Google’ın diğer hamlesi ise Wiz ile flörtünde yatıyor. 2020 yılında kurulan Wiz, bulut çözümleri üzerine ağırlık veriyor. Google, Wiz için 23 milyar doları (doğru okudunuz) gözden çıkarmış durumda. Çünkü Google, bulut platformu GCP’yi (Google Cloud Platform) Amazon ve Microsoft gibi devleri alt edecek bir araca dönüştürmek istiyor.
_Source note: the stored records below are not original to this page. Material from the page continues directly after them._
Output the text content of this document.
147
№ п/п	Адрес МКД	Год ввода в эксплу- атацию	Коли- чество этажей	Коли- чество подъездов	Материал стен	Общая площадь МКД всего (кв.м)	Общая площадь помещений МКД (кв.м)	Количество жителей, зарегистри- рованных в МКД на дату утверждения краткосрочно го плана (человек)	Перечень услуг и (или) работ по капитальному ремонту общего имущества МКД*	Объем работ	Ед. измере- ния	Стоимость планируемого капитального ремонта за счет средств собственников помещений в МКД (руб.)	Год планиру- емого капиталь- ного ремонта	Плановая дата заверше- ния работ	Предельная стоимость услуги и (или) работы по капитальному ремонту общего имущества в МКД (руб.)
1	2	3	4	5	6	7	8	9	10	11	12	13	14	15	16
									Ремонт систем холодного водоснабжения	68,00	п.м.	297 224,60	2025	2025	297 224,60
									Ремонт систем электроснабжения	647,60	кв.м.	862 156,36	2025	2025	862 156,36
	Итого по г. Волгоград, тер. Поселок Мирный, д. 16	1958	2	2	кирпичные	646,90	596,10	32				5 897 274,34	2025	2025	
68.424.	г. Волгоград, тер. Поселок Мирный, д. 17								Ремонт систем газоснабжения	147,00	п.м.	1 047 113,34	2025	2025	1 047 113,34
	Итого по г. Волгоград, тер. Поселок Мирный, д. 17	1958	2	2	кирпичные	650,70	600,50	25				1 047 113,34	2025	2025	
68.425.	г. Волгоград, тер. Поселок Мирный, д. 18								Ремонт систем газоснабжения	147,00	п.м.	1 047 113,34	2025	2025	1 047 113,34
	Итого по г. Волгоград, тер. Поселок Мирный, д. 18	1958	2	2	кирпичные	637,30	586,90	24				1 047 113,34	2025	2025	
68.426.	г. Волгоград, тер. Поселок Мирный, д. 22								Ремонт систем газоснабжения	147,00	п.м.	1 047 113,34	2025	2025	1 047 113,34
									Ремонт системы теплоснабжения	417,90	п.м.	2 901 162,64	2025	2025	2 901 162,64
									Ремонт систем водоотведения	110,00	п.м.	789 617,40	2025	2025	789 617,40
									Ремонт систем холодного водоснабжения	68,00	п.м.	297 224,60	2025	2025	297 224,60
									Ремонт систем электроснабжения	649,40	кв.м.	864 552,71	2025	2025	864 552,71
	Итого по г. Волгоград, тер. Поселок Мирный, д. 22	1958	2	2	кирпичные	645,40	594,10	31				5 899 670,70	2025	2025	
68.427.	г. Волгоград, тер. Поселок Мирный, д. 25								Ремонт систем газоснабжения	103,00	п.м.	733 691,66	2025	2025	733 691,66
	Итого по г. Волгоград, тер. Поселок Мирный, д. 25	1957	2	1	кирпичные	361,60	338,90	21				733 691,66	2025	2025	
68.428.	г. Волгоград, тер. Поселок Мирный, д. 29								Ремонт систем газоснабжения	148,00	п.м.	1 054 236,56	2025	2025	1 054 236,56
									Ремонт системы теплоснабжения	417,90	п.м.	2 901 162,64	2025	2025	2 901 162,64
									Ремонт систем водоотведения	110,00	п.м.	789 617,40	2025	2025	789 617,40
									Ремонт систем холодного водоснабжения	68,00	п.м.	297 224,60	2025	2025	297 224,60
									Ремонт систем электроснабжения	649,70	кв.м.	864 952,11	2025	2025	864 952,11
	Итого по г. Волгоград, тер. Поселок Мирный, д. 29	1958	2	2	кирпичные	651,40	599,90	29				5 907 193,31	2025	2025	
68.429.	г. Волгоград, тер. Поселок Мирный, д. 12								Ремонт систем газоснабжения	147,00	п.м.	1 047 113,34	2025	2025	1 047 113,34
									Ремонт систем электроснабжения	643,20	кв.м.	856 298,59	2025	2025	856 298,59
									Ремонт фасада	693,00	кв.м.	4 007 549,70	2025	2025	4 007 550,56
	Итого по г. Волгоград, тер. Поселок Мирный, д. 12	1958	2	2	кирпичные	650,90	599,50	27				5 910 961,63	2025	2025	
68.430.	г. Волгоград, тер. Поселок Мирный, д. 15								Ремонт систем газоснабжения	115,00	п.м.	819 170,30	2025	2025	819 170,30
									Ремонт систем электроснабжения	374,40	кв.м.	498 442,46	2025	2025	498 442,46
Tam Bağımsızlık için Siber Bağımsızlık
Google’ın siber güvenlik yatırımlarının uzun soluklu olduğunun bir başka göstergesi de eğitim için ayırdıkları bütçe. Teknoloji devi 4 Temmuz’da 15 milyon dolarlık bir eğitim paketi açıkladı. Birçok farklı üniversitede devreye girecek bu paket 15 milyon dolar değerinde. Google, böylece üniversitelerle yakın çalışıp siber güvenlik bilincini artırmayı hedefliyor. Asıl hedef ise büyüyen siber güvenlik projeleri için istihdam sağlamak. Yani gençler üniversite hayatı boyunca “Siber Klinik” ismi verilen bu bölümlerden yararlanacak. Böylece mezun olduklarında sektöre hazır olarak giriş yapacaklar. Zaten halihazırda Cyberseek araştırmasına göre sadece ABD’de 450 bin civarında siber güvenlik pozisyonu açıkta duruyor. Bu nedenle Google için siber uzmanlar ordusu yetiştiriyor desek yeridir.
Önümüzdeki sene Google, bu projeye 5 milyon dolar daha ekleyeceğini açıkladı. Yatırımın 4 Temmuz’da resmi olarak duyurulması da ayrı bir anlam taşıyor. Çünkü Amerika, bildiğiniz üzere o tarihte Bağımsızlık Günü’nü kutluyor. Başka bir deyişle Google, siber sınırlar sağlama alınırsa gerçek anlamda bağımsızlık sağlanır mesajı veriyor.
Özetleyecek olursak siber güvenlik konusu büyük bir tehdit olduğu kadar geniş bir pazar. Google, stratejik olarak bu alandaki şirketleri satın alarak hız kazanmak istiyor. Ayrıca bu şirketlerin kendi başlarına büyümesine ya da rakiplerinin çatısı altına girmesine engel oluyor. Akademik olarak da bu büyümeyi destekleyen projelere imza atan Google için bu konu öncelik.